It was a surprise encounter. Each of us traveled roughly 350 miles, meeting on an inconspicuous gravel bank outside an unincorporated rural town. I was looking for trout. It was looking for love.
The last thing I expected to catch on a size 16 crippled sulphur emerger on the East Branch of the Delaware River was an American shad. Many trout had been caught by this point in my trip. Nearly all of them fell to dry flies of one sort or another. I should have expected to catch something other than trout, though. As there are all sorts of foodstuffs drifting atop the water at any given time, all manner of fishes can dimple the surface. Rises may be trout. But fallfish, dace, and panfish will break the level as they feed. I’ve caught bass, carp, and even catfish on dry flies intended for other species.
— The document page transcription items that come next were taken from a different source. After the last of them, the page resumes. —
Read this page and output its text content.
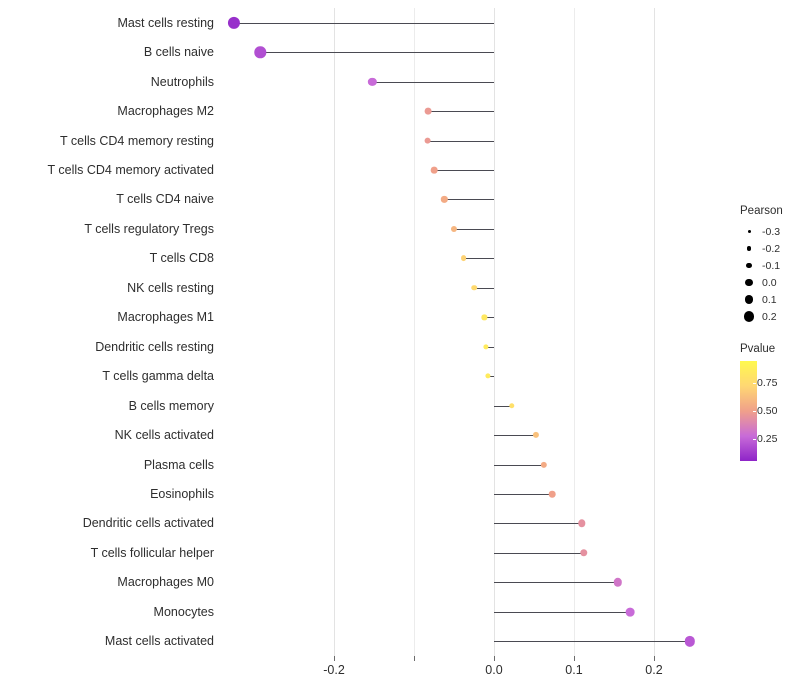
Mast cells resting
B cells naive
Neutrophils
Macrophages M2
T cells CD4 memory resting
T cells CD4 memory activated
T cells CD4 naive
T cells regulatory Tregs
T cells CD8
NK cells resting
Macrophages M1
Dendritic cells resting
T cells gamma delta
B cells memory
NK cells activated
Plasma cells
Eosinophils
Dendritic cells activated
T cells follicular helper
Macrophages M0
Monocytes
Mast cells activated
-0.2	0.0	0.1	0.2
Pearson
-0.3
-0.2
-0.1
0.0
0.1
0.2
Pvalue
0.75
0.50
0.25
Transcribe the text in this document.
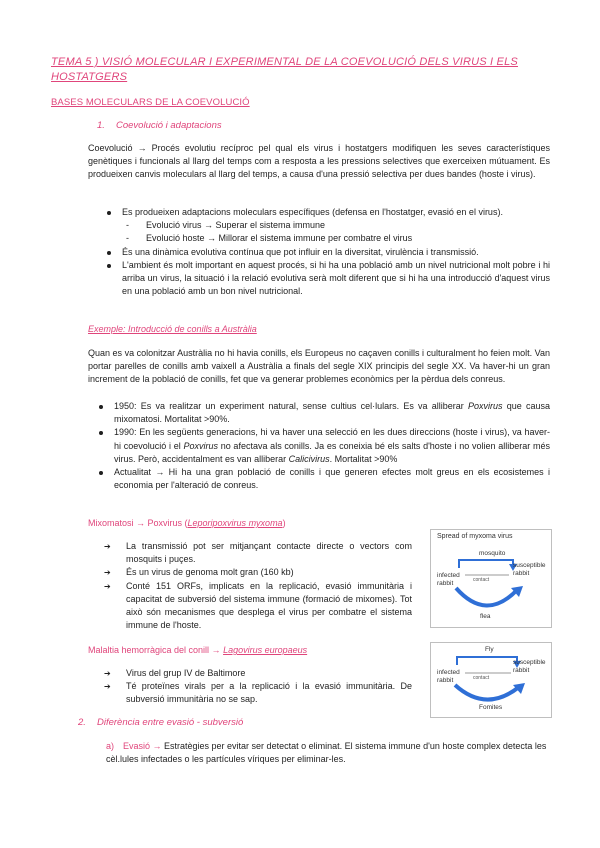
TEMA 5 ) VISIÓ MOLECULAR I EXPERIMENTAL DE LA COEVOLUCIÓ DELS VIRUS I ELS HOSTATGERS
BASES MOLECULARS DE LA COEVOLUCIÓ
1. Coevolució i adaptacions
Coevolució → Procés evolutiu recíproc pel qual els virus i hostatgers modifiquen les seves característiques genètiques i funcionals al llarg del temps com a resposta a les pressions selectives que exerceixen mútuament. Es produeixen canvis moleculars al llarg del temps, a causa d'una pressió selectiva per dues bandes (hoste i virus).
Es produeixen adaptacions moleculars específiques (defensa en l'hostatger, evasió en el virus).
- Evolució virus → Superar el sistema immune
- Evolució hoste → Millorar el sistema immune per combatre el virus
És una dinàmica evolutiva contínua que pot influir en la diversitat, virulència i transmissió.
L'ambient és molt important en aquest procés, si hi ha una població amb un nivel nutricional molt pobre i hi arriba un virus, la situació i la relació evolutiva serà molt diferent que si hi ha una introducció d'aquest virus en una població amb un bon nivel nutricional.
Exemple: Introducció de conills a Austràlia
Quan es va colonitzar Austràlia no hi havia conills, els Europeus no caçaven conills i culturalment ho feien molt. Van portar parelles de conills amb vaixell a Austràlia a finals del segle XIX principis del segle XX. Va haver-hi un gran increment de la població de conills, fet que va generar problemes econòmics per la pèrdua dels conreus.
1950: Es va realitzar un experiment natural, sense cultius cel·lulars. Es va alliberar Poxvirus que causa mixomatosi. Mortalitat >90%.
1990: En les següents generacions, hi va haver una selecció en les dues direccions (hoste i virus), va haver-hi coevolució i el Poxvirus no afectava als conills. Ja es coneixia bé els salts d'hoste i no volien alliberar més virus. Però, accidentalment es van alliberar Calicivirus. Mortalitat >90%
Actualitat → Hi ha una gran població de conills i que generen efectes molt greus en els ecosistemes i economia per l'alteració de conreus.
Mixomatosi → Poxvirus (Leporipoxvirus myxoma)
➔ La transmissió pot ser mitjançant contacte directe o vectors com mosquits i puçes.
➔ És un virus de genoma molt gran (160 kb)
➔ Conté 151 ORFs, implicats en la replicació, evasió immunitària i capacitat de subversió del sistema immune (formació de mixomes). Tot això són mecanismes que desplega el virus per combatre el sistema immune de l'hoste.
Malaltia hemorràgica del conill → Lagovirus europaeus
➔ Virus del grup IV de Baltimore
➔ Té proteïnes virals per a la replicació i la evasió immunitària. De subversió immunitària no se sap.
Spread of myxoma virus
mosquito
infected
rabbit
susceptible
rabbit
contact
flea
Fly
infected
rabbit
susceptible
rabbit
contact
Fomites
2. Diferència entre evasió - subversió
a) Evasió → Estratègies per evitar ser detectat o eliminat. El sistema immune d'un hoste complex detecta les cèl.lules infectades o les partícules víriques per eliminar-les.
As far as I can recall, every shad I’ve ever caught has been on a shad dart. This jig excels at getting right in the face of goal-oriented anadromous fish as they move upstream. One could argue that it’s colors and erratic movement mimics some baitfish the shad are used to. I maintain it is simply a nuisance that the shad would swat away with their hands if they possessed such appendages. As is the way of fish, their mouths have to do.
This startling shad not only rose to the dry fly, but it pursued it from upstream. Something about this finely tied mayfly imitation spurred a creature that had moved over 500 kilometers in one direction to turn 180 degrees. Skill tinged with faint traces of happenstance is where I’m at, presently.